Outline the advantages and disadvantages of the various techniques used in the diagnosis and monitoring for vasospasm secondary to aneurysmal subarachnoid haemorrhage.
Techniques that have proven or demonstrated potential in the diagnosis and monitoring of vasospasm include:
Clinical; in the conscious patient, may be detected clinically by new focal neurology or a drop in GCS.
Major disadvantage is lack of specificity often necessitating CT/angiography. EEG; May provide prognostic information, focal areas of slowing correlate with
angiographic vasospasm and a decrease in alpha to delta ratio strongly correlates with ischaemia. Sensitivity and specificity for detecting vasospasm is high.
Disadvantage: Not readily available however and their may be issues with interpretation.Conventional 4 vessel DSA angiography-
- remains the gold standard for diagnosis of DIND
- may allow therapeutic intervention (angioplasty) at the time.
Disadvantages -invasive, risks of bleeding, embolism, radiation/contrast exposure and transport. Requires skilled interventional radiology and therefore resource heavy.
Transcranial Doppler (TCD):
- It is low risk, performed at the bedside, non invasive and able to be repeated daily enabling trend analysis.
Disadvantages:
- The technique is however operator dependent and there is a high inter observer variability.
- Debate exists regarding correlation of flow velocity and vasospasm and although high velocities (> 200cm/sec) are predictive, lower velocity may not be as good.
- The technique may be more accurate when MCA velocity is indexed to the ipsilateral extracranial carotid artery (Lindegaard index, >3 strongly predictive).
- Colour coded TCD may offer greater accuracy than plain TCD alone.
CTA/MRI: may be combined with perfusion allowing characterisation of both vascular anatomy and associated perfusion abnormalities.
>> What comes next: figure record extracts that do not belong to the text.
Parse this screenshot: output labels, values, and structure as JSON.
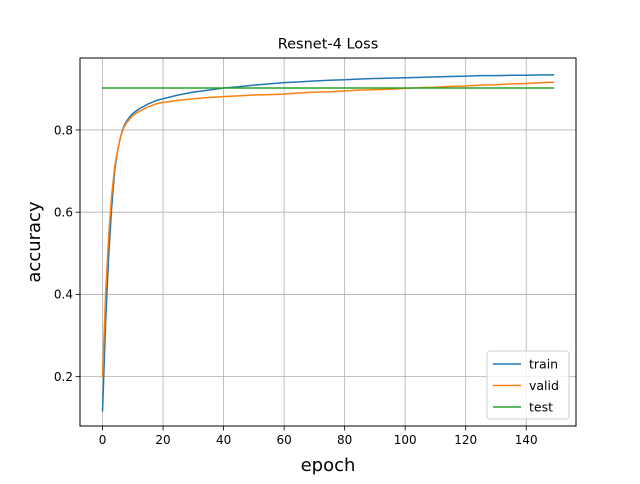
{
  "chart_data": {
    "type": "line",
    "title": "Resnet-4 Loss",
    "xlabel": "epoch",
    "ylabel": "accuracy",
    "xlim": [
      -7.45,
      156.45
    ],
    "ylim": [
      0.08,
      0.975
    ],
    "xticks": [
      0,
      20,
      40,
      60,
      80,
      100,
      120,
      140
    ],
    "yticks": [
      0.2,
      0.4,
      0.6,
      0.8
    ],
    "grid": true,
    "legend_position": "lower-right",
    "series": [
      {
        "name": "train",
        "color": "#1f77b4",
        "x": [
          0,
          1,
          2,
          3,
          4,
          5,
          6,
          7,
          8,
          9,
          10,
          12,
          15,
          18,
          20,
          25,
          30,
          35,
          40,
          45,
          50,
          55,
          60,
          65,
          70,
          75,
          80,
          85,
          90,
          95,
          100,
          105,
          110,
          115,
          120,
          125,
          130,
          135,
          140,
          145,
          149
        ],
        "values": [
          0.117,
          0.33,
          0.49,
          0.61,
          0.7,
          0.75,
          0.785,
          0.808,
          0.822,
          0.832,
          0.84,
          0.851,
          0.863,
          0.872,
          0.876,
          0.885,
          0.892,
          0.897,
          0.902,
          0.905,
          0.909,
          0.912,
          0.915,
          0.917,
          0.919,
          0.921,
          0.922,
          0.924,
          0.925,
          0.926,
          0.927,
          0.928,
          0.929,
          0.93,
          0.931,
          0.932,
          0.932,
          0.933,
          0.933,
          0.934,
          0.934
        ]
      },
      {
        "name": "valid",
        "color": "#ff7f0e",
        "x": [
          0,
          1,
          2,
          3,
          4,
          5,
          6,
          7,
          8,
          9,
          10,
          12,
          15,
          18,
          20,
          25,
          30,
          35,
          40,
          45,
          50,
          55,
          60,
          65,
          70,
          75,
          80,
          85,
          90,
          95,
          100,
          105,
          110,
          115,
          120,
          125,
          130,
          135,
          140,
          145,
          149
        ],
        "values": [
          0.2,
          0.4,
          0.54,
          0.64,
          0.71,
          0.75,
          0.785,
          0.805,
          0.818,
          0.827,
          0.835,
          0.845,
          0.856,
          0.864,
          0.867,
          0.872,
          0.876,
          0.879,
          0.881,
          0.883,
          0.885,
          0.886,
          0.887,
          0.89,
          0.892,
          0.893,
          0.895,
          0.897,
          0.898,
          0.899,
          0.901,
          0.903,
          0.904,
          0.906,
          0.907,
          0.909,
          0.91,
          0.912,
          0.913,
          0.915,
          0.916
        ]
      },
      {
        "name": "test",
        "color": "#2ca02c",
        "x": [
          0,
          149
        ],
        "values": [
          0.902,
          0.902
        ]
      }
    ]
  }
}
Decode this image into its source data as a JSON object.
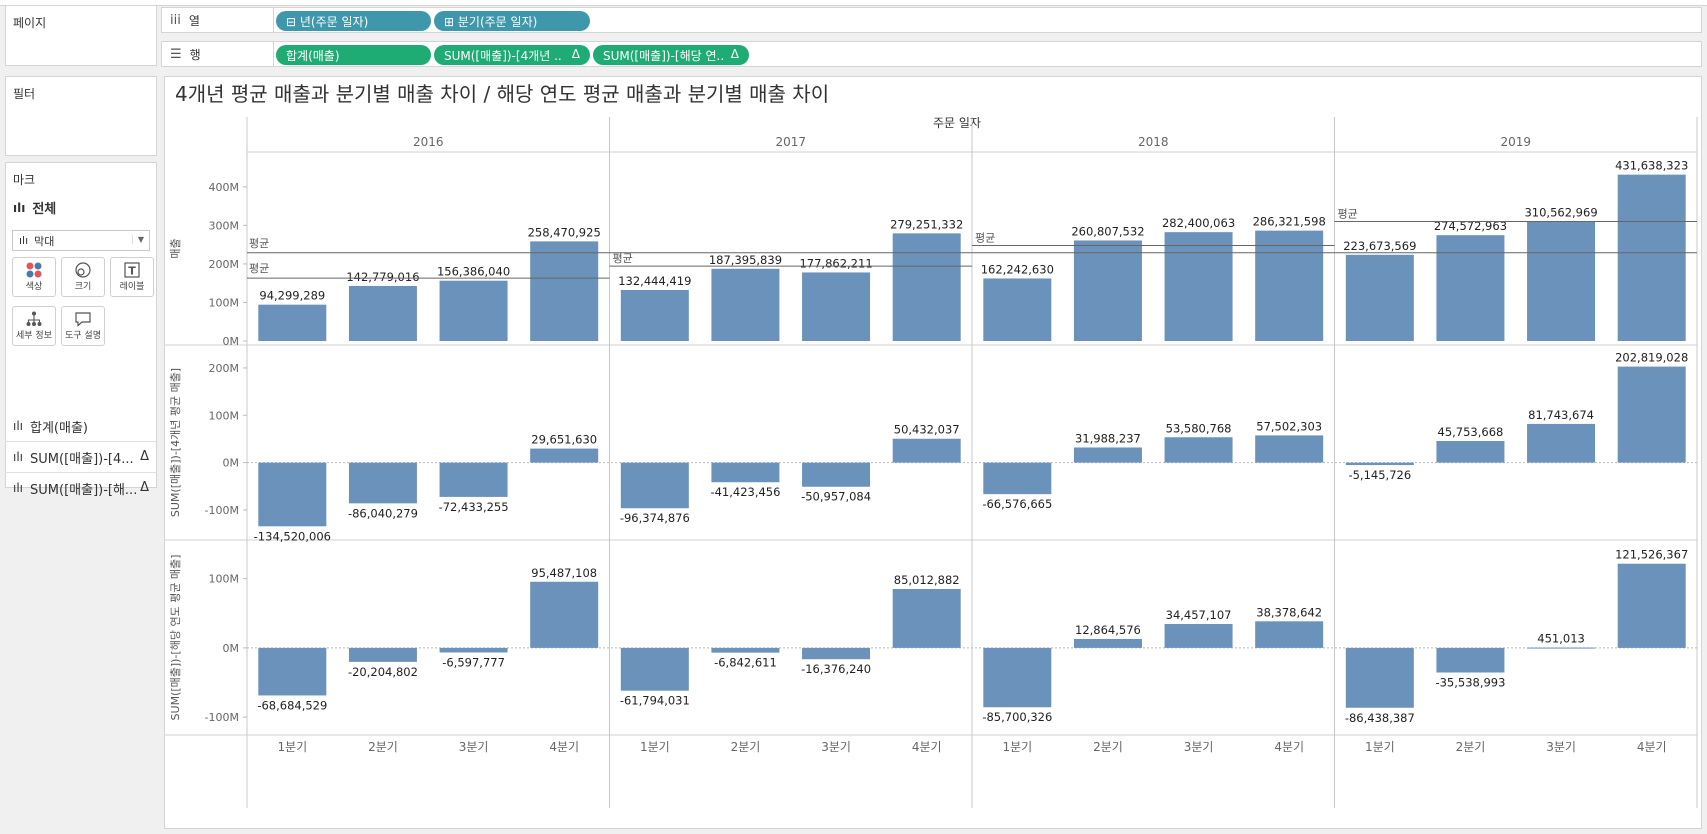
{
  "sidebar": {
    "pages_title": "페이지",
    "filters_title": "필터",
    "marks_title": "마크",
    "marks_all": "전체",
    "mark_type": "막대",
    "buttons": [
      {
        "label": "색상",
        "icon": "color-dots-icon"
      },
      {
        "label": "크기",
        "icon": "size-icon"
      },
      {
        "label": "레이블",
        "icon": "label-icon"
      },
      {
        "label": "세부 정보",
        "icon": "detail-icon"
      },
      {
        "label": "도구 설명",
        "icon": "tooltip-icon"
      }
    ],
    "measures": [
      {
        "label": "합계(매출)",
        "delta": ""
      },
      {
        "label": "SUM([매출])-[4...",
        "delta": "Δ"
      },
      {
        "label": "SUM([매출])-[해...",
        "delta": "Δ"
      }
    ]
  },
  "shelves": {
    "columns": {
      "label": "열",
      "pills": [
        {
          "text": "⊟ 년(주문 일자)",
          "delta": ""
        },
        {
          "text": "⊞ 분기(주문 일자)",
          "delta": ""
        }
      ]
    },
    "rows": {
      "label": "행",
      "pills": [
        {
          "text": "합계(매출)",
          "delta": ""
        },
        {
          "text": "SUM([매출])-[4개년 ..",
          "delta": "Δ"
        },
        {
          "text": "SUM([매출])-[해당 연..",
          "delta": "Δ"
        }
      ]
    }
  },
  "colors": {
    "bar": "#6b92ba",
    "pill_blue": "#3f97ab",
    "pill_green": "#1fab74"
  },
  "chart_data": {
    "type": "bar",
    "title": "4개년 평균 매출과 분기별 매출 차이 / 해당 연도 평균 매출과 분기별 매출 차이",
    "header_label": "주문 일자",
    "years": [
      "2016",
      "2017",
      "2018",
      "2019"
    ],
    "quarters": [
      "1분기",
      "2분기",
      "3분기",
      "4분기"
    ],
    "average_label": "평균",
    "panels": [
      {
        "name": "매출",
        "ylabel": "매출",
        "ylim": [
          0,
          480000000
        ],
        "ticks": [
          {
            "value": 0,
            "label": "0M"
          },
          {
            "value": 100000000,
            "label": "100M"
          },
          {
            "value": 200000000,
            "label": "200M"
          },
          {
            "value": 300000000,
            "label": "300M"
          },
          {
            "value": 400000000,
            "label": "400M"
          }
        ],
        "values": [
          [
            94299289,
            142779016,
            156386040,
            258470925
          ],
          [
            132444419,
            187395839,
            177862211,
            279251332
          ],
          [
            162242630,
            260807532,
            282400063,
            286321598
          ],
          [
            223673569,
            274572963,
            310562969,
            431638323
          ]
        ],
        "labels": [
          [
            "94,299,289",
            "142,779,016",
            "156,386,040",
            "258,470,925"
          ],
          [
            "132,444,419",
            "187,395,839",
            "177,862,211",
            "279,251,332"
          ],
          [
            "162,242,630",
            "260,807,532",
            "282,400,063",
            "286,321,598"
          ],
          [
            "223,673,569",
            "274,572,963",
            "310,562,969",
            "431,638,323"
          ]
        ],
        "overall_average": 228819120,
        "yearly_averages": [
          162983818,
          194238450,
          247942956,
          310111956
        ]
      },
      {
        "name": "SUM([매출])-[4개년 평균 매출]",
        "ylabel": "SUM([매출])-[4개년 평균 매출]",
        "ylim": [
          -155000000,
          240000000
        ],
        "ticks": [
          {
            "value": -100000000,
            "label": "-100M"
          },
          {
            "value": 0,
            "label": "0M"
          },
          {
            "value": 100000000,
            "label": "100M"
          },
          {
            "value": 200000000,
            "label": "200M"
          }
        ],
        "values": [
          [
            -134520006,
            -86040279,
            -72433255,
            29651630
          ],
          [
            -96374876,
            -41423456,
            -50957084,
            50432037
          ],
          [
            -66576665,
            31988237,
            53580768,
            57502303
          ],
          [
            -5145726,
            45753668,
            81743674,
            202819028
          ]
        ],
        "labels": [
          [
            "-134,520,006",
            "-86,040,279",
            "-72,433,255",
            "29,651,630"
          ],
          [
            "-96,374,876",
            "-41,423,456",
            "-50,957,084",
            "50,432,037"
          ],
          [
            "-66,576,665",
            "31,988,237",
            "53,580,768",
            "57,502,303"
          ],
          [
            "-5,145,726",
            "45,753,668",
            "81,743,674",
            "202,819,028"
          ]
        ]
      },
      {
        "name": "SUM([매출])-[해당 연도 평균 매출]",
        "ylabel": "SUM([매출])-[해당 연도 평균 매출]",
        "ylim": [
          -120000000,
          150000000
        ],
        "ticks": [
          {
            "value": -100000000,
            "label": "-100M"
          },
          {
            "value": 0,
            "label": "0M"
          },
          {
            "value": 100000000,
            "label": "100M"
          }
        ],
        "values": [
          [
            -68684529,
            -20204802,
            -6597777,
            95487108
          ],
          [
            -61794031,
            -6842611,
            -16376240,
            85012882
          ],
          [
            -85700326,
            12864576,
            34457107,
            38378642
          ],
          [
            -86438387,
            -35538993,
            451013,
            121526367
          ]
        ],
        "labels": [
          [
            "-68,684,529",
            "-20,204,802",
            "-6,597,777",
            "95,487,108"
          ],
          [
            "-61,794,031",
            "-6,842,611",
            "-16,376,240",
            "85,012,882"
          ],
          [
            "-85,700,326",
            "12,864,576",
            "34,457,107",
            "38,378,642"
          ],
          [
            "-86,438,387",
            "-35,538,993",
            "451,013",
            "121,526,367"
          ]
        ]
      }
    ]
  }
}
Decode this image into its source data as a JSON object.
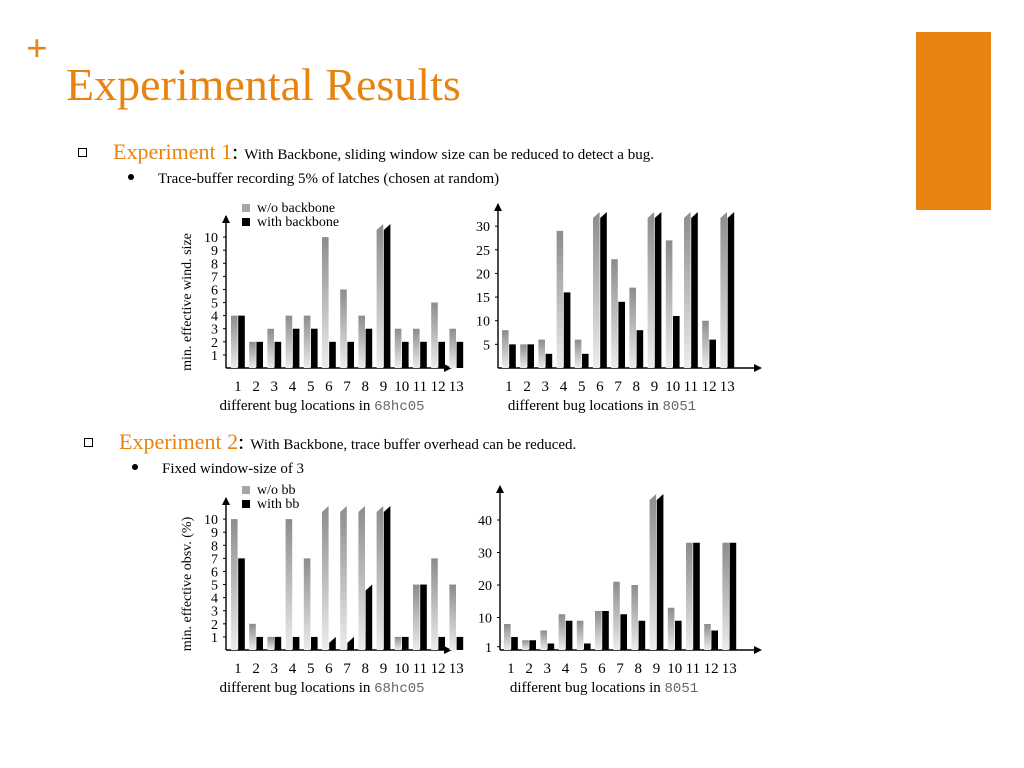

Image clarity will be affected by clip/coil and contrast related issues need consideration. The overall diagnostic capability of this modality however remains unclear until further prospective studies are performed. MR diffusion weighted imaging accurately identifies brain tissue at high risk of infarction; perfusion weighted imaging reveals asymmetries in regional perfusion. Both methods show correlation with DIND
SPECT/PET:
-can be used to obtain a picture of brain perfusion and metabolism and have shown variable correlation with vasospasm as assessed by more conventional methods.
Disadvantages: They are resource heavy not easily available, radiation exposure, patient transport are issues.
The use of measures of tissue oxygenation using parenchymal sensors and microdialysis for monitoring biochemical indices of ischaemia are largely research tools.
This question closely resembles Question 2 from the second paper of 2013.